Cigarette électronique : le gouvernement accusé d’attenter à la liberté et à la santé publique

 

Bonjour

« Nous ne lâcherons pas sur la e-cig ! » tonne le Dr William Lowenstein, figure charismatique de la médecine française des addictions. Nous sommes le 21 juillet 2016. C’est une nouvelle et spectaculaire étape dans la « Révolution des volutes », un combat qui oppose le gouvernement aux responsables associatifs au service d’une véritable politique de réduction des risques. Un combat sanitaire paradoxal qui restera comme celui qui aura marqué notre décennie et douloureusement  entaché le ministère sanitaire de Marisol Touraine.

Cinq associations d’importance, respectables, ayant pignon sur rue 1, viennent d’engager  un recours auprès du Conseil d’État.
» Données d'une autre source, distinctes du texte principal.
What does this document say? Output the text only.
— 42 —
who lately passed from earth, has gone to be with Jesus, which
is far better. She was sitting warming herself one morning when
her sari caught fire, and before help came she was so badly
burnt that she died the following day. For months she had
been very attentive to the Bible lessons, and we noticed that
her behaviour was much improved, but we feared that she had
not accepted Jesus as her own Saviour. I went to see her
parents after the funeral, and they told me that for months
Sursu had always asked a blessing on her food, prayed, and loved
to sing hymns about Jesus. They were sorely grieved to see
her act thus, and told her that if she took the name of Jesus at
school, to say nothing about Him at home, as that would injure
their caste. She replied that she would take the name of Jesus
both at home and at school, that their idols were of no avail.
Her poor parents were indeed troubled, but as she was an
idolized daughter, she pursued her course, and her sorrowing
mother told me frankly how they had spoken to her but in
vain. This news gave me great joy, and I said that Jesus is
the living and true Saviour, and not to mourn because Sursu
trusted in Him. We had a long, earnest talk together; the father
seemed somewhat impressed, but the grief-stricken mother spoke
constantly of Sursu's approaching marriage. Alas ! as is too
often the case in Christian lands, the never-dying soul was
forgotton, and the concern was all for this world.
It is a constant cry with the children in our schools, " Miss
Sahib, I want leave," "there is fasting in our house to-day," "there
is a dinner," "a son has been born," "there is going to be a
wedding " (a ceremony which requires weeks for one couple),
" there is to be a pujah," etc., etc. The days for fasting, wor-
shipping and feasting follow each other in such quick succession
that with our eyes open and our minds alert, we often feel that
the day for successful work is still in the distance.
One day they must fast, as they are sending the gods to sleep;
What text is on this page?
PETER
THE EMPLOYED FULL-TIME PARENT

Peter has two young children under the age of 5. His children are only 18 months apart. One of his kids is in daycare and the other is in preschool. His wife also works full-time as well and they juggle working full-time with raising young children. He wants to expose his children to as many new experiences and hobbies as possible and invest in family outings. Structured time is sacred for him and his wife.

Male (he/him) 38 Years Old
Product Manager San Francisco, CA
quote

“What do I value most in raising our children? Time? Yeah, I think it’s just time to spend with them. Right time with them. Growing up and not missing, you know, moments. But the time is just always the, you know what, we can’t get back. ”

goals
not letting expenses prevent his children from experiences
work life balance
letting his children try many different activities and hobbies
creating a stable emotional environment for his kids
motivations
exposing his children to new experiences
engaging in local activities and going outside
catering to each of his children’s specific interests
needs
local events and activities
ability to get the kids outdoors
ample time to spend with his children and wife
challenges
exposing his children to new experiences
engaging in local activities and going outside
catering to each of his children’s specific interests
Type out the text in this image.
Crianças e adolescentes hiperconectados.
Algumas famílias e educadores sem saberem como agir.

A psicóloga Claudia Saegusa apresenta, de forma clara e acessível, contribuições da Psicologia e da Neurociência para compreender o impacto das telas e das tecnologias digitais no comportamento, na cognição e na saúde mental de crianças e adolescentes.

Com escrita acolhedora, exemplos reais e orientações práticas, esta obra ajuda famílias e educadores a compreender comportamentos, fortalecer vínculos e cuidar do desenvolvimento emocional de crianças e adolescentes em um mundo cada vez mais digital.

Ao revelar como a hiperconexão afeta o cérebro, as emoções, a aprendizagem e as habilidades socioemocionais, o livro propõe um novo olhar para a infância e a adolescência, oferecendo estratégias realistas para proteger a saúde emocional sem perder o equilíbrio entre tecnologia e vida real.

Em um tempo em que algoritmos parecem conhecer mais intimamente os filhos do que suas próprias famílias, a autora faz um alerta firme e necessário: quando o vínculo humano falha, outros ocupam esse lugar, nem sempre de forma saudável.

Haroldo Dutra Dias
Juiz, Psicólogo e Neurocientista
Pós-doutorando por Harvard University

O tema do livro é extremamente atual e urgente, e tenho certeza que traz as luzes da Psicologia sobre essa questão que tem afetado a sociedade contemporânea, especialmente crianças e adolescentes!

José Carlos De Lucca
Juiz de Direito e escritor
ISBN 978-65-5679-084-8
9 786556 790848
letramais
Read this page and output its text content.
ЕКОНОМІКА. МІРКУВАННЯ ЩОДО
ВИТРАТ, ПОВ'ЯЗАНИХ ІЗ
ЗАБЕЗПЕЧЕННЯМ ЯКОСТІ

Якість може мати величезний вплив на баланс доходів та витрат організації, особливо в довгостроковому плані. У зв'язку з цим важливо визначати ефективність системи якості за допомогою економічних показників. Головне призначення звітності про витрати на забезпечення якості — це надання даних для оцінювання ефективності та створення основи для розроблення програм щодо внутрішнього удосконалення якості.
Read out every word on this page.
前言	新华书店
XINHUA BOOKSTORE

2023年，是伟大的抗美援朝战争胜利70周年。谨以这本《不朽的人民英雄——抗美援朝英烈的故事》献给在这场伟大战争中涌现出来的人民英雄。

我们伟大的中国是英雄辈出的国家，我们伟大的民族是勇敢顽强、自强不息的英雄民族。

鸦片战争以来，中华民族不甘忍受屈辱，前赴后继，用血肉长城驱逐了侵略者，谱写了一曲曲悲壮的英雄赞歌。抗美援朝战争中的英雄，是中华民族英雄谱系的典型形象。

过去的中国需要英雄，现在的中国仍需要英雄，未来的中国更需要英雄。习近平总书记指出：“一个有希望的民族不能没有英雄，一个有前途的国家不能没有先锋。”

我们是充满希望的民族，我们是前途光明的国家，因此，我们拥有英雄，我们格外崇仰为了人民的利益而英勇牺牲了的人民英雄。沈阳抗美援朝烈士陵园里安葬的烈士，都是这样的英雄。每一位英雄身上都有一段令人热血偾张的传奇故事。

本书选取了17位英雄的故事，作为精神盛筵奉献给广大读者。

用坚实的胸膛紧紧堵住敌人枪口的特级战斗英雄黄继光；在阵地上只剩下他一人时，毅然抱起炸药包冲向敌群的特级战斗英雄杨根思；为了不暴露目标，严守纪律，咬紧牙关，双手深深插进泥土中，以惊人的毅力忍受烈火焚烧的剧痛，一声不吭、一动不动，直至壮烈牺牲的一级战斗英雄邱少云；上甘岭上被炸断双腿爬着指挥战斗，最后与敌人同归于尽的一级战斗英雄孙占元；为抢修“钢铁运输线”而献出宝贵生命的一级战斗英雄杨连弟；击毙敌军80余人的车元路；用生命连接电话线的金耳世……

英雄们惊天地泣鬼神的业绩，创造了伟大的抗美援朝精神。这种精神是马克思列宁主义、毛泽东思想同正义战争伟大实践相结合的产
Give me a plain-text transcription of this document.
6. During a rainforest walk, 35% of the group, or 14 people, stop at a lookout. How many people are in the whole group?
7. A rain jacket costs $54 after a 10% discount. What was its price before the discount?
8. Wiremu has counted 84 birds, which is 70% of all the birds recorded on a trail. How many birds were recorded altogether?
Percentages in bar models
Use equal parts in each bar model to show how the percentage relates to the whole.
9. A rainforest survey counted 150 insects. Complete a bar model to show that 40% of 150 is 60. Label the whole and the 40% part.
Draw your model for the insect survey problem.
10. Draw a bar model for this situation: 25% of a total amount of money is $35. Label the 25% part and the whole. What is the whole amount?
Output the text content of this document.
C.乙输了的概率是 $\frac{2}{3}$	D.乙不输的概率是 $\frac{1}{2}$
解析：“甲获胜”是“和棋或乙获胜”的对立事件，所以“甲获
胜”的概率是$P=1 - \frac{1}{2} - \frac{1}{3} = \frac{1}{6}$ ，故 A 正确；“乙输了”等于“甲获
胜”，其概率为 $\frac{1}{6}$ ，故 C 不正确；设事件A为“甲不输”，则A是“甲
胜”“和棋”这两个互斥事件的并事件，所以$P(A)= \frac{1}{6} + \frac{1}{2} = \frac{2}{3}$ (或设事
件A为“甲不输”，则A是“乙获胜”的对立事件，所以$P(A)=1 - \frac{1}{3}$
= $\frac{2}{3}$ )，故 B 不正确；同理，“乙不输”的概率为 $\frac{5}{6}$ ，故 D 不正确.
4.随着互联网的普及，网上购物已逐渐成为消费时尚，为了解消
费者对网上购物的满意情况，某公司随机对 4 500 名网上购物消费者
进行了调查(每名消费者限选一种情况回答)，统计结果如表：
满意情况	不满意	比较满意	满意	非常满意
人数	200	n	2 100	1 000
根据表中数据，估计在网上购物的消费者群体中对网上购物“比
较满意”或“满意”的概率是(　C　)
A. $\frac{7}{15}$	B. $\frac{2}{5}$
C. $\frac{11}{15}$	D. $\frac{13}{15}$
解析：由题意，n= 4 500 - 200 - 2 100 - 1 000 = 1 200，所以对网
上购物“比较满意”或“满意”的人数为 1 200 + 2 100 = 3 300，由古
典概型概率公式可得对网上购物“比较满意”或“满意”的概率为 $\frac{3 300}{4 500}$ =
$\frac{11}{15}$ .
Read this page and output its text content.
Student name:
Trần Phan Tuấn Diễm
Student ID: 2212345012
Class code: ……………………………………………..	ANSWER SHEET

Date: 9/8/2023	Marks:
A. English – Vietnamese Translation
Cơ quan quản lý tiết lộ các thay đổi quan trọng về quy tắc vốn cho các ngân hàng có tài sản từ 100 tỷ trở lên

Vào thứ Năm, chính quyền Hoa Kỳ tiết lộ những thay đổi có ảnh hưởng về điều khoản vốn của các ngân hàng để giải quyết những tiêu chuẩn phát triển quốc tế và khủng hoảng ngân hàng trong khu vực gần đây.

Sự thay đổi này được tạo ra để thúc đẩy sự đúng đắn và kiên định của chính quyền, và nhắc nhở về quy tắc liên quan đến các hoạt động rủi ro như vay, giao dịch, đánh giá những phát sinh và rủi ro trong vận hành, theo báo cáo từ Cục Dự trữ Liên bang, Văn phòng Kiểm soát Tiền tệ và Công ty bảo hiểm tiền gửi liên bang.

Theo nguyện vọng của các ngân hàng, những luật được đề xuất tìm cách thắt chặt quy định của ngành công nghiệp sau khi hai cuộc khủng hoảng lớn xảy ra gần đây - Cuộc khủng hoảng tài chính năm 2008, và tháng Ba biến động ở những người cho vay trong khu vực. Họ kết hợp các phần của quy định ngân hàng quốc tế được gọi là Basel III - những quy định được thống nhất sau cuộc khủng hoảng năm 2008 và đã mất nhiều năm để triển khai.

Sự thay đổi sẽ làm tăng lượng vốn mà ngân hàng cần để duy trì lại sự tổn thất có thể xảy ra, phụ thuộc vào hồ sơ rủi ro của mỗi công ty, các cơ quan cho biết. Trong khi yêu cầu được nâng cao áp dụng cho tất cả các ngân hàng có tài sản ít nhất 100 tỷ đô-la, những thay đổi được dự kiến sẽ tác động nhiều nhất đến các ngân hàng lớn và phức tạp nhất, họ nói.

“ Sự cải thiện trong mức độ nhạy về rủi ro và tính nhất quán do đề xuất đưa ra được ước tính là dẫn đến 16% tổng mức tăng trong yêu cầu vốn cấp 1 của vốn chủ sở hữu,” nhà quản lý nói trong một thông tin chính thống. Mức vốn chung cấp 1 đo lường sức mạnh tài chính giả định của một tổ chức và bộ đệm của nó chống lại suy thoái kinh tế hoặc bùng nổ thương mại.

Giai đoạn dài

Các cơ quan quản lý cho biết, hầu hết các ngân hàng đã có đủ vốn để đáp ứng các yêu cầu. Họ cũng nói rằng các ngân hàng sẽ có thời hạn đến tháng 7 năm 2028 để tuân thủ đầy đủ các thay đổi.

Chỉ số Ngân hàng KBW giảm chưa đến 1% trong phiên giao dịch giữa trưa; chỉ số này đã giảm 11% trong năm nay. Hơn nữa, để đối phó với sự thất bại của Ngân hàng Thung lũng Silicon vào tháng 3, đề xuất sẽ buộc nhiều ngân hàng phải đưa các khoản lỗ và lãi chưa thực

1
Objectif : « faire annuler les interdictions de propagande et publicité, directe ou indirecte, sur le vapotage ». Selon les responsables de ces associations ces interdictions « remettent gravement en cause la liberté d’expression ». Explications :

« Dans sa volonté de réglementer le vapotage et d’appliquer la directive européenne sur les produits du tabac, le gouvernement a pris des dispositions qui menacent la liberté d’expression des vapoteurs et des associations de réduction des risques. Ces dispositions empêchent d’agir sur le terrain de la prévention sanitaire en apportant aux fumeurs une information objective sur une alternative au fléau qu’est la cigarette. Elles ne permettent plus aux vapoteurs d’échanger sur les moyens d’éviter les risques, et limite la capacité à se tenir informé des produits de meilleure qualité et de plus en plus sécurisés.

Fumées du Conseil d’Etat

Ces responsables font valoir qu’en dépit d’innombrables alertes de citoyens, d’associations et de professionnels de santé, le gouvernement a pris la décision d’assimiler le vapotage à une consommation de tabac – ce qu’à l’évidence il n’est pas. Dans un souci perverti de santé publique le gouvernement a ainsi établi une réglementation sur le vapotage dans le cadre d’une loi sur le tabac, avec des mesures alignées sur le tabac.

« Depuis le 20 mai 2016, toute communication sur les produits du vapotage est susceptible d’être attaquée par toute personne ayant un intérêt (l’État, une association, un buraliste, un voisin mécontent), avec une menace d’une amende pouvant aller jusqu’à 100 000 euros. Les associations Les associations Sovape , Fédération Addiction, SOS Addictions, Respadd et Tabac & Libertés (Pierre Rouzaud) qui ont pour objet dans leurs statuts de prévenir et réduire les risques et les méfaits du tabagisme, en ayant notamment recours à des actions d’informations publiques, se sentent légitimes pour contester ces dispositions liberticides.

« La liberté d’expression ne peut être limitée que pour des raisons sanitaires or aucune preuve de nocivité n’est aujourd’hui avérée. Par ailleurs, il n’est pas cohérent que la liberté d’expression, qui est le fondement de notre société démocratique, soit plus limitée que le droit de vendre des produits du vapotage et le droit de les utiliser. En interdisant toute communication sur le vapotage, le gouvernement ne permet pas d’ouvrir un débat salutaire sur la santé publique et sur les nouvelles opportunités de réduction des risques. »

Ce n’est que la première étape. « Nous ne lâcherons pas ! assurent les auteurs de cette initiative Tout sera mis en œuvre pour obtenir gain de cause ». Sovape organisera à la rentrée une « cagnotte citoyenne » pour permettre à celles et ceux convaincue du bien-fondé de cette action de participer financièrement aux frais de justice. A Paris les guichets du Louvre sont à nouveau ouverts à la circulation. On pourra les franchir pour, place Colette, à l’ombre de la Comédie française, attendre la fumée qui s’élèvera bientôt du Conseil d’Etat, cette institution qui ne voit la vie qu’à travers la loi et le droit.

A demain

1 Les associations Sovape (Jacques Le Houezec), Fédération Addiction (Jean-Pierre Couteron), SOS Addictions (William Lowenstein), Respadd (Anne Borgne) et Tabac & Libertés (Pierre Rouzaud).

Pour les représenter, ces associations ont fait appel au cabinet SPINOSI & SUREAU, SCP d’avocats au Conseil d’État et à la Cour de cassation. Une requête introductive d’instance a été déposée le 20 juillet devant le Conseil d’état pour contester l’ordonnance du 20 mai 2016.